On 5/21/22 07:13, Michael Richardson wrote:
Robert Moskowitz <rgm-...@htt-consult.com> wrote: > This is an item that goes back to the beginning of ESP work: > Minimally, how does the higher level 'learn' that it is secure: Are you asking how *TCP* learns of this, or how an application with an open socket(2) learns of this?
App TCP or UDP.
> Encrypted/Authenticated/CrCed... ? > And as ESP has a seq#, how might it be convied to the higher layer? Do you mean replay counter here, or did you mean SPI?
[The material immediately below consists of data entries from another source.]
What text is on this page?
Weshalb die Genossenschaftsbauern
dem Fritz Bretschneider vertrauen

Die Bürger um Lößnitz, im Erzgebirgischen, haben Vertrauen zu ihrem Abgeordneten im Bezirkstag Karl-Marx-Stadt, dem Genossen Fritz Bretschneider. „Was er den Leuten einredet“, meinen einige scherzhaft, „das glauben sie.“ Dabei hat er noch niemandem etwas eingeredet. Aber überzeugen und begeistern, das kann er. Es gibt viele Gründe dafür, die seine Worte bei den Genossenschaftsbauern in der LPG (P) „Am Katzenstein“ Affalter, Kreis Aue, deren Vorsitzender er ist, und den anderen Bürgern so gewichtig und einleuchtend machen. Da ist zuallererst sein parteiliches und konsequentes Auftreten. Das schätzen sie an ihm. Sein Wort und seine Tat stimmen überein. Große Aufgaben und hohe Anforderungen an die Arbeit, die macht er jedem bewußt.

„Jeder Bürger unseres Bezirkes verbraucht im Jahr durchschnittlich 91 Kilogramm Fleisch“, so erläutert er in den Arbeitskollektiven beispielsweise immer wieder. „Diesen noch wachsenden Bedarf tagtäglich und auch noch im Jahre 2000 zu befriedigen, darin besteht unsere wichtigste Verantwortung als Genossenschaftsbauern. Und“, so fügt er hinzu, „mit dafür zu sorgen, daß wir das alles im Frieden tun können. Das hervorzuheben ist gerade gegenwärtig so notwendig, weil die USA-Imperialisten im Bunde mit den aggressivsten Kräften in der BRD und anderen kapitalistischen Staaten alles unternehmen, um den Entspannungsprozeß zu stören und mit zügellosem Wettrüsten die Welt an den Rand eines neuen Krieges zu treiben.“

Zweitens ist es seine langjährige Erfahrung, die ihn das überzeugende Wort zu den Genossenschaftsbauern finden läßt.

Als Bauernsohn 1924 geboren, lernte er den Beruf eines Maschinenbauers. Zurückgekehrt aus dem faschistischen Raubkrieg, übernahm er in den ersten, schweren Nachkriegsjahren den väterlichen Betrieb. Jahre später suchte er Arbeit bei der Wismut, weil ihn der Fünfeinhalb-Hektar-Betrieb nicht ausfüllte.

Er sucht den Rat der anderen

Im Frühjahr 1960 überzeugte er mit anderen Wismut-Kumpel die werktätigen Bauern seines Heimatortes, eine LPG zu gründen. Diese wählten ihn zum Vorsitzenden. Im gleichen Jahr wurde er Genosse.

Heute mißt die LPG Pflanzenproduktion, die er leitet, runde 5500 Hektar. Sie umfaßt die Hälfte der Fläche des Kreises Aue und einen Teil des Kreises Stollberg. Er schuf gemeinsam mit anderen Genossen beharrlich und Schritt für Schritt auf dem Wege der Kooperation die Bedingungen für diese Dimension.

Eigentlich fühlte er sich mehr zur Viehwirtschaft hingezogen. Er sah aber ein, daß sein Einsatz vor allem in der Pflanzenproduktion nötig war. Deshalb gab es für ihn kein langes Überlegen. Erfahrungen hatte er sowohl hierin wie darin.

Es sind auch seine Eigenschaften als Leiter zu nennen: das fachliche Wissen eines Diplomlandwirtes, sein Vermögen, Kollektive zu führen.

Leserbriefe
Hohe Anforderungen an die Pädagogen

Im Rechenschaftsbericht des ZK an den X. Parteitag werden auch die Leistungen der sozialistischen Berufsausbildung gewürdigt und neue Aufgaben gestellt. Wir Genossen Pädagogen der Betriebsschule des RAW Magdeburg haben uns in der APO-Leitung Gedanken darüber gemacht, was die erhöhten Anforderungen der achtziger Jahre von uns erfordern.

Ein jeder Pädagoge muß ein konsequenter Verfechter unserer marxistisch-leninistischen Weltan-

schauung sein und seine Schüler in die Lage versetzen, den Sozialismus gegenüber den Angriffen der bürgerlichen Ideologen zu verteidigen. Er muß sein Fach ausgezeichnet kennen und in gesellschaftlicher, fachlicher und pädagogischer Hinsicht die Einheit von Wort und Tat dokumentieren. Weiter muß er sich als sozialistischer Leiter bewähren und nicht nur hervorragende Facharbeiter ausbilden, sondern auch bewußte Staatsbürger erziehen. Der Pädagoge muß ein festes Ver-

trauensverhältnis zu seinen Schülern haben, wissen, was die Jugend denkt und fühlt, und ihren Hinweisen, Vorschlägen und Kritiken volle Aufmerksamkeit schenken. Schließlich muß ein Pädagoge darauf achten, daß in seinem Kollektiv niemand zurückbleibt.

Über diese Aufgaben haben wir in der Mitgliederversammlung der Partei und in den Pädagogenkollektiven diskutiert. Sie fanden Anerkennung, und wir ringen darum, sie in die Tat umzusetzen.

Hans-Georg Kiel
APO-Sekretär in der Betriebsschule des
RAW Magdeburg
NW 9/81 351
SPI SHOULD have no value to the higher layer. It is the actual Seq # that may be of value.
Preferably, never, because it will get rekeyed, so really, whatever you want to do really needs to be communicated abstracted to the key daemon, who will do the right thing, and keep track of updates to the SPI# > Case in point: MAVlink has a 1-byte seq# in its payload. How might > this be provided by ESP? Now I think maybe you really do mean sequence/replay counter.
Yes.
> https://mavlink.io/en/guide/message_signing.html > So I have been thinking about this vis-a-vis diet-esp. What is the > mechanism/trigger that can best work across a number of higher layers > to inform of operating environment and values available (seq#)? > Is this done anywhere now? Doubtful.
MAVlink does its own seq# processing, so if I squeeze it out in transporting the MAVlink packet, I need to rebuild it when passing it up to MAVlink. Now a formal SCHC layer SHOULD be able to do this. One would think.